The performance of COV-CAF architecture and the proposed modified Norm-VGG16 on SARS-COV-2 CT-Scan Dataset is compared to the results of the state-of -art of Jaiswal et al. (2020), who reported satisfactory results on the dataset. Table 14 shows the comparison between Jaiswal et al. (2020) implemented models and our models. The results show that the modified Norm-VGG16 model matched the results of the best model in the work of Jaiswal et al. (2020), DenseNet 201, with much lower network depth and subsequent complexity. Modified Norm-VGG16 consists of only 16 convolution layers, contrasted to the 201 convolution layers of Jaiswal et al. (2020) DenseNet201. Moreover, results show that COV-CAF got a considerable increase in sensitivity, F-measure, specificity than DesnseNet201 (Jaiswal et al. 2020) by 2.12%, 1.3%, 1.61% and 1.34% respectively. The highest improvement is attained in sensitivity of COVID19 group, which is a crucial measure in assessing the performance of the model to be able to correctly identify subjects that need immediate medical attention.

Table 14 Comparison between proposed models and state-of-the art models on SARS-COV-2 Ct-scan dataset

6 Conclusion

In this paper, a novel hybrid computer aided diagnostic system COV-CAF is introduced. COV-CAF introduces a preparatory phase and feature extraction and classification phase. The preparatory phase starts with a preprocessing module for converting the 3D volumes to 2D slices followed by an effective slice selection module to select CT slices with COVID-19 symptoms. Automatic DL feature extraction is performed by a modified Norm-VGG16 CNN. An unsupervised fuzzy c-means clustering is used to segment the RoI (lung parenchyma). Moreover, a feature fusion module is introduced where automatic features generated by Norm-VGG16 is combined with spatial articulated features generated from RoI segmentation. The remarkable result achieved by the proposed COV-CAF model in detecting COVID-19 infection and classifying the severity degree of infection from chest CT slices proves the robustness of the model and the importance of feature fusion phase. Our modified Norm-VGG16 and hybrid model surpassed traditional ML and the four well-known tested pure deep learning architecture named Xception, ResNet-50, MobileNet-v2 and Inception-v3 on MosMedData dataset. Moreover, our COV-CAF surpassed Jaiswal et al. who implemented four deep learning models on SARS-COV-2 Ct-Scan dataset.

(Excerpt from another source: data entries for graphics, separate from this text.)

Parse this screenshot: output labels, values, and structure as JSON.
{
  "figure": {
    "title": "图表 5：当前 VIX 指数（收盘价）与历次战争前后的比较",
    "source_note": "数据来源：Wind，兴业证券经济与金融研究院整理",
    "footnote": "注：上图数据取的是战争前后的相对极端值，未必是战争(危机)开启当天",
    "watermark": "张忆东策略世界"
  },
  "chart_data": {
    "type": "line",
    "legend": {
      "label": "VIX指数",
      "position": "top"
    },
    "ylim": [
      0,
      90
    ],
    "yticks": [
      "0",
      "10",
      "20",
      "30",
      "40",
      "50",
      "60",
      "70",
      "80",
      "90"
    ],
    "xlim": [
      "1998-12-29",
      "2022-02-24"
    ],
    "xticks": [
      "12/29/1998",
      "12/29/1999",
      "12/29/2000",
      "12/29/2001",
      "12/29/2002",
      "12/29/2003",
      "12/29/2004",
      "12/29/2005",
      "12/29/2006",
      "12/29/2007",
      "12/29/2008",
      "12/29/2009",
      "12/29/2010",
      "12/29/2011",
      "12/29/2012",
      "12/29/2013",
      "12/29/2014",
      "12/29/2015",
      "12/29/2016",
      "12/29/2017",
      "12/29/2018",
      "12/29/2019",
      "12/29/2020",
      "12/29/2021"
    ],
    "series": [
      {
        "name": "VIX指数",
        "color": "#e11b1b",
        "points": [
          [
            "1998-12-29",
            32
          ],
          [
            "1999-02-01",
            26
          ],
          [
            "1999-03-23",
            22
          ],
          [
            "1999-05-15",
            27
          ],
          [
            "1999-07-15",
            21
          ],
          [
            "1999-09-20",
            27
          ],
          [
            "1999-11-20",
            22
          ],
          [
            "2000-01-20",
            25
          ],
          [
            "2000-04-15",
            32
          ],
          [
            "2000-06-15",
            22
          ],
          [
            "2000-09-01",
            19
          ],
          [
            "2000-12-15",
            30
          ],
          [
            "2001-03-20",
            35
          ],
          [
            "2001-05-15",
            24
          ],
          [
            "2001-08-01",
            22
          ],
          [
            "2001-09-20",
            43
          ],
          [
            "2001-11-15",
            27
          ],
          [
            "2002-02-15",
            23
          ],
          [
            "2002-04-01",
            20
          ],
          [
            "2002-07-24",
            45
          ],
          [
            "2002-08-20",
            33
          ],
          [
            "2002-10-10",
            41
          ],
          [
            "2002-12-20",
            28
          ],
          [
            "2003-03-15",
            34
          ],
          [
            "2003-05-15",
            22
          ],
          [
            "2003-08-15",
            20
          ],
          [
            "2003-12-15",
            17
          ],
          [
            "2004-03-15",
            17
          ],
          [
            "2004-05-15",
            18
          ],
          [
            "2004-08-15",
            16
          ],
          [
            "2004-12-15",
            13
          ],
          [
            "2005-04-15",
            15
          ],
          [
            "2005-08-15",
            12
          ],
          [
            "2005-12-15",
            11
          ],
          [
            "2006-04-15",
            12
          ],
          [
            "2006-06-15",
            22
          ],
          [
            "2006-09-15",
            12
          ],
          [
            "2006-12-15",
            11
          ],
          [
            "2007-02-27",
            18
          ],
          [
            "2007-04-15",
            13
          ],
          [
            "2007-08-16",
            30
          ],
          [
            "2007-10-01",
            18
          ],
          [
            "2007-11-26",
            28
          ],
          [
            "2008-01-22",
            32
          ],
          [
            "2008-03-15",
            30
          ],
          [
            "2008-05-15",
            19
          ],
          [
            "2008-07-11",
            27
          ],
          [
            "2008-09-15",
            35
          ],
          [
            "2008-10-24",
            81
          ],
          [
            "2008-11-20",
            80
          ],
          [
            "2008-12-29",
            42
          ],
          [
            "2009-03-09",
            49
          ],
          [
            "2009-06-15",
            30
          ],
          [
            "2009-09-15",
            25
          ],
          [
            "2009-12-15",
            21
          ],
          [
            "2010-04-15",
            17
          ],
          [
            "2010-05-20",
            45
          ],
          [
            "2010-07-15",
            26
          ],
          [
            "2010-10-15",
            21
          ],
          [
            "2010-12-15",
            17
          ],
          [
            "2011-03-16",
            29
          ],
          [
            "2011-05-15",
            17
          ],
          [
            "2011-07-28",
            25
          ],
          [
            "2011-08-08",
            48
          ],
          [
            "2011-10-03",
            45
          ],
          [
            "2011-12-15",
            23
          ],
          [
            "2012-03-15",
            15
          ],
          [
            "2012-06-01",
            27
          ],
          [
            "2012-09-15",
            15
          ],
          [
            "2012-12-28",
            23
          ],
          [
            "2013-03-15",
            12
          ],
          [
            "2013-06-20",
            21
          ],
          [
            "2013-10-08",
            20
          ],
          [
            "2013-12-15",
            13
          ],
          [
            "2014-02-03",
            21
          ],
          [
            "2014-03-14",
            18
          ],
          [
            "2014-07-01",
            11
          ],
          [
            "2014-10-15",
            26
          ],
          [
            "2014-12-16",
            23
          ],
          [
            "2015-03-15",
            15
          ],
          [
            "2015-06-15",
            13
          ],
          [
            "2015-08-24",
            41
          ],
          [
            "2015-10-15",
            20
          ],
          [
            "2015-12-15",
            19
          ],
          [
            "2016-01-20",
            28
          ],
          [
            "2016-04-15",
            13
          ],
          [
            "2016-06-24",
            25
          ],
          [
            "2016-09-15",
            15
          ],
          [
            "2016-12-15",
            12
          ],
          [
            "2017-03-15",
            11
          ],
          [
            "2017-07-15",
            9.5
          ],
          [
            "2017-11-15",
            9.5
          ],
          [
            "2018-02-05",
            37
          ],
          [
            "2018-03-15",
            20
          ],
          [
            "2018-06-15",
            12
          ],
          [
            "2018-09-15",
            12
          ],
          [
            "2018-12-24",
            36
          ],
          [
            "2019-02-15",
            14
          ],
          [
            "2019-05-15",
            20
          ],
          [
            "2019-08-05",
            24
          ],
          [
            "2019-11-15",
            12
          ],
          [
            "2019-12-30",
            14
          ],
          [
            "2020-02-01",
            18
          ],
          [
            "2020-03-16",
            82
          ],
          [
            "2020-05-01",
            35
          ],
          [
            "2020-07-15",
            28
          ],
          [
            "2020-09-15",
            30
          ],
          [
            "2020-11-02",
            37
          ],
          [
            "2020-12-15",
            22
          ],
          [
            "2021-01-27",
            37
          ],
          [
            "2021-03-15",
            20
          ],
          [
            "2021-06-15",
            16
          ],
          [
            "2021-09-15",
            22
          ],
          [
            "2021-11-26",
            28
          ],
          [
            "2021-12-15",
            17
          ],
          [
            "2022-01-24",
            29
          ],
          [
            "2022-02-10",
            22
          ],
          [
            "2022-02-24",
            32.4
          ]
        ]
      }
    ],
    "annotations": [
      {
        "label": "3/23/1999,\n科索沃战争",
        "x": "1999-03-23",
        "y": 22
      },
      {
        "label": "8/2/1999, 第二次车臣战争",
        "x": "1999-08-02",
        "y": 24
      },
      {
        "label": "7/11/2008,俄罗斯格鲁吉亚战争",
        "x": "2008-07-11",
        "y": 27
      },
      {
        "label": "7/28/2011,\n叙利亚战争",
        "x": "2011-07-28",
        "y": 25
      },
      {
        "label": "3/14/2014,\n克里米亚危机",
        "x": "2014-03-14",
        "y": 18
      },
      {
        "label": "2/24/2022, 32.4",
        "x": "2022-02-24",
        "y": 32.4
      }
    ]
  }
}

As for the future work, different unsupervised techniques can be tested on different datasets to have a full study on the best unsupervised segmentation technique with the best number of clusters. Moreover, experimenting with different articulated features to be fused to the system to test its effect on the model performance.

Overall, the proposed COV-CAF diagnostic framework is a robust framework that can aid physicians in stratifying subjects into different risk groups according to their COVID-19 CT findings. Moreover, COV-CAF is a reusable framework that is expected to achieve competitive results on similar problems. It provides effective solutions to different common issues involved in CT lung diagnosis, such as slice selection, RoI segmentation and multi-view feature analysis.